In 1999, Algarroba went to the Dominican Republic with his son Steven and came back with dreams of fields — with equipped kids.

He enlisted the help of his son — and Bulone — and started collecting equipment on a more massive scale.

The effort produced the HHS Foundation, named after Hector, Hippolito, Hector’s father and his son Steven. 

Algarroba used the contacts he made through traveling with the Clippers. 

The Algarrobas traveled in a minivan to baseball clubs in the Metropolitan Area collecting equipment.  Some of the used equipment collected involved cracked bats and cracked helmets not fit for Little League. 

Yet they make a fine replacement to the rocks and broom handles that poor Dominican kids use to play ball.

Back in February the Clippers helped collect, sort, and package over 500 bats, over 200 helmets, miscellaneous clothing, including many complete uniforms, catcher’s equipment, gloves, and baseballs.  Their efforts helped 17 leagues in the town of Los Conucas.

Beyond The Ballfield

In April, the HHS Foundation touched 38 leagues and more than a 1,000 children.

“It’s blowing out,” said Algarroba.

When they began the collection they used Bulone’s garage.  

Then Mike Curran of Elmjack Little League temporarily loaned them a trailer by their field to house the equipment.  But the trailer had its limits.

As HHS Foundation grew it met new sponsors.  Frank Delicia of River Hauling in Brooklyn recently donated a 20-foot trailer for the equipment. 

Other contributors include Tropicana, the Police Athletic League and Sealine Cargo, which donated the boxes and shipped them for free.

The effort went beyond baseball as the HHS Foundation did the paperwork for creating a new school for 600 kids in the town of Juan Dolio after their former school building had been ravaged by a storm.  School supplies for the school were collected from various Catholic schools in the borough.

The foundation has also networked volunteer doctors to create a makeshift clinic from rooms in a school in the town of Pedro Bran.

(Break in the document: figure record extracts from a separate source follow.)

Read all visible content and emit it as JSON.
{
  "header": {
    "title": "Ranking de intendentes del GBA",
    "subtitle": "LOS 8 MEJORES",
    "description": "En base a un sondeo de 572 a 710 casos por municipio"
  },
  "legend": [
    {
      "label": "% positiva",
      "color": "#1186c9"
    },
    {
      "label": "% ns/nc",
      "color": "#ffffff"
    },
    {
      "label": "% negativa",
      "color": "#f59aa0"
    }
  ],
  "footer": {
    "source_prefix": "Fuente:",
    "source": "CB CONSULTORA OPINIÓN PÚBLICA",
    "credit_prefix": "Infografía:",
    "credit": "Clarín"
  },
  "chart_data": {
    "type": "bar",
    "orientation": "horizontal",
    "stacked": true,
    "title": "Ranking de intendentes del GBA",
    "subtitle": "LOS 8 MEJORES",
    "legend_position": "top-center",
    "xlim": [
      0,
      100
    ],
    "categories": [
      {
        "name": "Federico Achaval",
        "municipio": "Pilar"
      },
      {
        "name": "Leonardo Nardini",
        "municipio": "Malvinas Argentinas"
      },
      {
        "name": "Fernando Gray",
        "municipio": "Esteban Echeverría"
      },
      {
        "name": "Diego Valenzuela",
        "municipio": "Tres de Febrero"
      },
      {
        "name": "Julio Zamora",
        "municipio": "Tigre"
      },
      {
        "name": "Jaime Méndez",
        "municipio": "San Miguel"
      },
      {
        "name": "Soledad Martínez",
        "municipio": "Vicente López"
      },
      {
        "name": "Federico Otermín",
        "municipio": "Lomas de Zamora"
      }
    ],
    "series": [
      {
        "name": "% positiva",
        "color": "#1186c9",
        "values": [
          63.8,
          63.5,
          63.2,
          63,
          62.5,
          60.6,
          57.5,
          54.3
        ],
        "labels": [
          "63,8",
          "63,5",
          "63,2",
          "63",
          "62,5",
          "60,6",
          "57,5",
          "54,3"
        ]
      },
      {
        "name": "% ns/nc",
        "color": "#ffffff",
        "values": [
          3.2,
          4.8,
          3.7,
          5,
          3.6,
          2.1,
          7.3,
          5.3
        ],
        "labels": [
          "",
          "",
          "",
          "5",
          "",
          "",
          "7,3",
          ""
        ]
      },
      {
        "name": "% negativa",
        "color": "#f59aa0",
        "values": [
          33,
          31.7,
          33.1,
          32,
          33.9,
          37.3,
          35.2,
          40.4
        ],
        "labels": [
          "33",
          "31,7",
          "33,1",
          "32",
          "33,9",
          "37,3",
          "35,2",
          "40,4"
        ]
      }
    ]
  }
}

The clinic services 300 families and provides general medical and dental work and surgery.  It also collected medicine from two major hospitals to create a pharmacy in the clinic. 

In February, the organization is planning a trip for the Clippers to go to the Dominican Republic.  It will be the beginning of a baseball exchange program.  And maybe some day a Dominican team will come here to play ball.

Be Part Of The Team

Donations of used equipment will be collected at the games.